India's favourite biscuits Parle G is the latest to bear the brunt of Goods and Services Tax (GST).
To cope with a revised 18% tax on the product, Parle Products Private Ltd is planning tyo shrink the packet as well as raise price, reported the Mint.
Other pocket-friendly products including Marie's pricing could be affected by the decision. Parle-G and Marie comes under the "lower-end brand" category that costs less than Rs 100 per kg.
Parle G, the glucose biscuit brand, has been a household name for almost 8 decades now. According to a Nielsen study published in 2011, it was crowned as largest selling biscuit brand in not just India, but the entire world.
One of the major factors that contributed to the success of the brand was its undeterred focus on volumes segment and competitive pricing backed by strong distribution, especially in rural markets has led the rise, suggested the study.
Although it is available across multiple packs spanning Re 1 to Rs 50, top selling packs are priced at Rs4-5. An increase, even minimal, can hamper the sales.

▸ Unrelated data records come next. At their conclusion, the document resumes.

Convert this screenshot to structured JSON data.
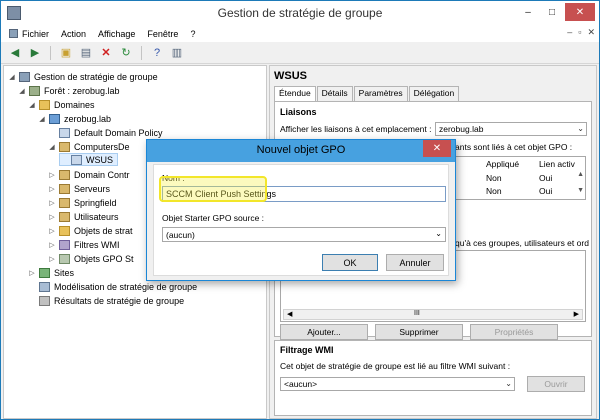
{
  "window": {
    "title": "Gestion de stratégie de groupe",
    "controls": [
      "–",
      "□",
      "✕"
    ]
  },
  "menu": {
    "items": [
      "Fichier",
      "Action",
      "Affichage",
      "Fenêtre",
      "?"
    ],
    "mdi_controls": [
      "–",
      "▫",
      "✕"
    ]
  },
  "tree": {
    "root": "Gestion de stratégie de groupe",
    "forest": "Forêt : zerobug.lab",
    "domains": "Domaines",
    "domain": "zerobug.lab",
    "default_policy": "Default Domain Policy",
    "computers_ou": "ComputersDe",
    "wsus": "WSUS",
    "domain_controllers": "Domain Contr",
    "servers": "Serveurs",
    "springfield": "Springfield",
    "users": "Utilisateurs",
    "gpo_objects": "Objets de strat",
    "wmi_filters": "Filtres WMI",
    "starter_gpo": "Objets GPO St",
    "sites": "Sites",
    "modeling": "Modélisation de stratégie de groupe",
    "results": "Résultats de stratégie de groupe"
  },
  "right": {
    "title": "WSUS",
    "tabs": [
      "Étendue",
      "Détails",
      "Paramètres",
      "Délégation"
    ],
    "links_title": "Liaisons",
    "links_label": "Afficher les liaisons à cet emplacement :",
    "links_value": "zerobug.lab",
    "links_desc_tail": "ants sont liés à cet objet GPO :",
    "grid_headers": [
      "Appliqué",
      "Lien activ"
    ],
    "grid_rows": [
      [
        "Non",
        "Oui"
      ],
      [
        "Non",
        "Oui"
      ]
    ],
    "security_desc_tail": "qu'à ces groupes, utilisateurs et ord",
    "scroll_thumb": "III",
    "btn_add": "Ajouter...",
    "btn_remove": "Supprimer",
    "btn_props": "Propriétés",
    "wmi_title": "Filtrage WMI",
    "wmi_label": "Cet objet de stratégie de groupe est lié au filtre WMI suivant :",
    "wmi_value": "<aucun>",
    "wmi_open": "Ouvrir"
  },
  "dialog": {
    "title": "Nouvel objet GPO",
    "close": "✕",
    "name_label": "Nom :",
    "name_value": "SCCM Client Push Settings",
    "starter_label": "Objet Starter GPO source :",
    "starter_value": "(aucun)",
    "ok": "OK",
    "cancel": "Annuler"
  }
}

After GST was implemented, the company initially talked about hiking prices of Parle G by March, according to a PTI report last year.
The report said that the company will not hike prices for SKUs (pack sizes) that costs less than Rs 10 but only reduce the number of buscuits in each pack. It however said that the reduction will mostly be one peice.
In those that cost Rs10 and above, it will increase prices by 4% on average.
The 18% GST on biscuits % is much higher than the previous 12%, making it difficult for the companies to sustain its cheaper brands. "The decision has not impacted more premium segments of the biscuit market, it has hit the bottom end of the pyramid where Parle G operates," an offcial as quoted as saying by the paper.